Ethan Hawke on ‘Blaze’, ‘First Reformed’s Ambiguous Ending and Those ‘Logan’ Quotes

     September 30, 2018

ethan-hawke-sliceEthan Hawke is having quite a year. The Oscar-nominated actor kicked things off with a buzzy performance in Paul Schraeder’s thriller First Reformed, which is on track to pick up some serious attention as awards season draws near, he earned more critical acclaim as a famous rock star in the romantic comedy Juliet, Naked, and now, his directorial feature Blaze is in theaters across the nation

Hawke’s third directorial feaure is inspired by the life of Blaze Foley, a songwriting legend in devoted country music circles whose life was cut tragically short after a violent confrontation in a friend’s home.  With Blaze, Hawke teamed with one of Foley’s great loves Sybil Rosen, who wrote the book Living in the Woods in a Tree about her time with the songwriter and co-wrote the film with Hawke, to commemorate Foley’s life and music on film.

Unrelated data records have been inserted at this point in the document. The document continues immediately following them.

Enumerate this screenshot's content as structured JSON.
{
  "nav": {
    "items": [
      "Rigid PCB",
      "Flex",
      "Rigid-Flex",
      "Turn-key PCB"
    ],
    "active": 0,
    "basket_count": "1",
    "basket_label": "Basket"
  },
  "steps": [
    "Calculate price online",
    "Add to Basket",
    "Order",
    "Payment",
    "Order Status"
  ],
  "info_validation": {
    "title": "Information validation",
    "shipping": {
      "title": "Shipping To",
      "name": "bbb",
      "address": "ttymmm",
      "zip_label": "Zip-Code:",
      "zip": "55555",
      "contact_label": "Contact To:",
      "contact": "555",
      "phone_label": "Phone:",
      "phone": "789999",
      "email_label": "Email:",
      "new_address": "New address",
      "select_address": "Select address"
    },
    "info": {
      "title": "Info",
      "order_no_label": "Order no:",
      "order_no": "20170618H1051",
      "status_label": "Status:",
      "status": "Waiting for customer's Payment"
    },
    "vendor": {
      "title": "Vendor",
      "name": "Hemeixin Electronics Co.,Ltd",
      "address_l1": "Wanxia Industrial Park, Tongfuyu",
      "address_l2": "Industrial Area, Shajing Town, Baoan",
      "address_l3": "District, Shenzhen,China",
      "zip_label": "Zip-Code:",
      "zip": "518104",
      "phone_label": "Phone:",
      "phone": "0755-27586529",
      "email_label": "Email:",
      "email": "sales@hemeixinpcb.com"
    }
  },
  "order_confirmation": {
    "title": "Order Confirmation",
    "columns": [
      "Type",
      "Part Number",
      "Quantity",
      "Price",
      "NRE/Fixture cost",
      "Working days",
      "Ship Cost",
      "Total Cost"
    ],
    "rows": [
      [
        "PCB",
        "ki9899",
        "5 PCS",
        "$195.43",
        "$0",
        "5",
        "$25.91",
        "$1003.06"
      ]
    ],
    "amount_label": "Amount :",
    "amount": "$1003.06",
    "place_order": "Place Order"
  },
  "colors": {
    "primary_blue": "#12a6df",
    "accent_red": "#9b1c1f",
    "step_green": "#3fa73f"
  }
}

With Blaze now in theaters,Hawke recently stopped by the Collider studio for a wide-ranging interview to discuss the film and the killer year he’s having. He talked about casting his friend, musician Ben Dickey, in his screen acting debut for the film, why he abandoned linear narrative for Foley’s story, and his collaboration with Rosen. He also discussed his “old-school” working relationship with Paul Schraeder on First Reformed, interpreting the film’s ambiguous ending, his shared admiration for Nicolas Cage, and how his viral Logan quotes were misinterpreted. Watch the full video below, followed by a breakdown of the topics discussed.

Ethan Hawke:

  • Talks about the deep cut legend that Blaze Foley is in the country music community.
  • When did he first learn about Blaze Foley?
  • How did he decide that his friend, first-time film actor Ben Dickey, should take on the role?
  • Why did he want to structure the film non-linearly?
  • Talks about how songs and music transport people through time.
  • What was it like working with co-writer Sybil Rosen on such a personal project?
  • Was his collaboration with Paul Schraeder like on First Reformed?
  • Did he have to commit to the one version of the truth to perform First Reformed’s ambiguous ending?
  • How does he feel about the rise of industry-altering service like Netflix and Movie Pass?
  • Discusses how the industry has changed since he started acting.
  • What is it like to see a massive franchise grow out of a microbudget film like The Purge?
  • Talks about his Logan quotes that went viral.
  • Discusses his back-and-forth love fest with Nicolas Cage.
  • How open is he to the idea of doing another Before film in another ten or twenty years?